Type mismatch and reference

B

Brian

I just updated a DB from Access 2000 to 2003. It was a very basic conversion
and took two minutes, but afterward I got a type mismatch on the last line
below:

Dim strSQL as String
Dim rsInvoice As Recordset
strSQL = "SELECT InvoiceNumber from PetroInvoice WHERE Status = 'Ready'"
Set rsInvoice = CurrentDb.OpenRecordset(strSQL, dbOpenSnapshot)

I got it to work by explicitly dimensioning the Recordset as DAO.Recordset,
so I tried removing/adding the DAO 3.6 Objects reference, to no avail.

After a little more tinkering, I finally removed the reference to MS ActiveX
Objects 2.1 Library and replaced it with 2.5.

Why does the Recordset reference rely on the ActiveX library? Shouldn't that
object be in the DAO objects library?
 
G

Graham Mandeno

Hi Brian

Recordset is one of a number of objects (Field is another) that are defined
in both the ADO and the DAO libraries. If you don't qualify the declaration
(DAO.Recordset or ADODB.Recordset) then the one that will be used is the
first in the reference list. I suspect that when you removed ADO 2.1 and
added ADO 2.5, you moved it from above DAO to below it in the references
list.

If you are not using ADO at all in your code (for a pure Access/Jet
application it is rarely necessary) then you can completely remove the ADO
reference.
 
B

Brian

Thank you, Graham.

I learn something new every day - mostly here, after beating my head against
the wall trying to figure it out on my own first.

Graham Mandeno said:
Hi Brian

Recordset is one of a number of objects (Field is another) that are defined
in both the ADO and the DAO libraries. If you don't qualify the declaration
(DAO.Recordset or ADODB.Recordset) then the one that will be used is the
first in the reference list. I suspect that when you removed ADO 2.1 and
added ADO 2.5, you moved it from above DAO to below it in the references
list.

If you are not using ADO at all in your code (for a pure Access/Jet
application it is rarely necessary) then you can completely remove the ADO
reference.
--
Good Luck :)

Graham Mandeno [Access MVP]
Auckland, New Zealand

Brian said:
I just updated a DB from Access 2000 to 2003. It was a very basic
conversion
and took two minutes, but afterward I got a type mismatch on the last line
below:

Dim strSQL as String
Dim rsInvoice As Recordset
strSQL = "SELECT InvoiceNumber from PetroInvoice WHERE Status = 'Ready'"
Set rsInvoice = CurrentDb.OpenRecordset(strSQL, dbOpenSnapshot)

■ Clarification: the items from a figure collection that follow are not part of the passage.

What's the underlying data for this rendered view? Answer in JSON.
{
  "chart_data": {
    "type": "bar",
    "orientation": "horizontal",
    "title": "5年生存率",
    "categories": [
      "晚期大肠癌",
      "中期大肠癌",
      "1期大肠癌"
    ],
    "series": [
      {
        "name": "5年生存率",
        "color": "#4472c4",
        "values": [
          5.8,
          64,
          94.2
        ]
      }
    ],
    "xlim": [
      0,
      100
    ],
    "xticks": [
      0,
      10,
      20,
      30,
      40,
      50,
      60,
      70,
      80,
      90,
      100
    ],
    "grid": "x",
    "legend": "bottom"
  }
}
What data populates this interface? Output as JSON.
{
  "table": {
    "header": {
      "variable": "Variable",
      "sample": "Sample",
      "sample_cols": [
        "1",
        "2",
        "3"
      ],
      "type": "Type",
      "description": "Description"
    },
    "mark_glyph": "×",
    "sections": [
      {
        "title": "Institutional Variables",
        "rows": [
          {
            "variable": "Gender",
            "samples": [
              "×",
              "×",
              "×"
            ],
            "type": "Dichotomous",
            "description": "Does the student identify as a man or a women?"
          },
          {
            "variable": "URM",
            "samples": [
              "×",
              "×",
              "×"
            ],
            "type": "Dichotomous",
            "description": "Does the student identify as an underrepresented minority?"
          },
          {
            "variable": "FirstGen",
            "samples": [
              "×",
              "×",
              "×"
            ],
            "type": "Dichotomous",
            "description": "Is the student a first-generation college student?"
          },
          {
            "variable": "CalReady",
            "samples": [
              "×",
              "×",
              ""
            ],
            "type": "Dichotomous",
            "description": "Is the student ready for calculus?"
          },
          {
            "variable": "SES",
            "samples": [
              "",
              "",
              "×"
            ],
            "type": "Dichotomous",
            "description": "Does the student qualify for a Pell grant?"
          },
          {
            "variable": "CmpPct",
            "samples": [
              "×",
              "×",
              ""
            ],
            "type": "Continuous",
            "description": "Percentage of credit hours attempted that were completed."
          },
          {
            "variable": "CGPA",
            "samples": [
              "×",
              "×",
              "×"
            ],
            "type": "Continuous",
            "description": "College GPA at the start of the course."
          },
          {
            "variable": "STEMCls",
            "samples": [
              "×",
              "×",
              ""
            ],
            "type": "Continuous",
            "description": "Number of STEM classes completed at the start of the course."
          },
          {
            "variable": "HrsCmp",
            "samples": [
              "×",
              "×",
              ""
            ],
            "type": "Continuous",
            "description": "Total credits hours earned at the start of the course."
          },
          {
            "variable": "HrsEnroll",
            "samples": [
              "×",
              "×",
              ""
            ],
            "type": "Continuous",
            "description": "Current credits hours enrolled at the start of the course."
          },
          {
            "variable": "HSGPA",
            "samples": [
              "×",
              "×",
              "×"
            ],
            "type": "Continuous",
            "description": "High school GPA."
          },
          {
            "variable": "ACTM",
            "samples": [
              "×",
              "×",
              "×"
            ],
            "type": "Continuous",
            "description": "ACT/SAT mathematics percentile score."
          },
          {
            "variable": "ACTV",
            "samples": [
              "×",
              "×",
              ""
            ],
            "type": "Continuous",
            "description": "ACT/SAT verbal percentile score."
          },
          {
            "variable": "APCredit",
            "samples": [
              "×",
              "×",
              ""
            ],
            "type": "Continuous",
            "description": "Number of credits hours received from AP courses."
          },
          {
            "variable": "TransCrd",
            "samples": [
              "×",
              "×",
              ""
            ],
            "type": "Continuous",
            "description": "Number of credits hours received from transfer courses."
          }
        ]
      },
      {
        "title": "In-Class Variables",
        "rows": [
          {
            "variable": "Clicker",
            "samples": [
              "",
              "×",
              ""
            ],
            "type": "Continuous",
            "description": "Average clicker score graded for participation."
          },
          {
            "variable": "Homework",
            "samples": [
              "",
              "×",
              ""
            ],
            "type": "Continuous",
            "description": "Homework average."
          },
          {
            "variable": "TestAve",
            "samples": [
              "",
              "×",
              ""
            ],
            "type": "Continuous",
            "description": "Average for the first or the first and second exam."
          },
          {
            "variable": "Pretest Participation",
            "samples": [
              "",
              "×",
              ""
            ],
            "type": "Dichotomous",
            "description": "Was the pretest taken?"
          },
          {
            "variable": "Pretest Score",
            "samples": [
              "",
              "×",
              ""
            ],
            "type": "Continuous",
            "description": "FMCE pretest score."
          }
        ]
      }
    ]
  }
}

I got it to work by explicitly dimensioning the Recordset as
DAO.Recordset,
so I tried removing/adding the DAO 3.6 Objects reference, to no avail.

After a little more tinkering, I finally removed the reference to MS
ActiveX
Objects 2.1 Library and replaced it with 2.5.

Why does the Recordset reference rely on the ActiveX library? Shouldn't
that
object be in the DAO objects library?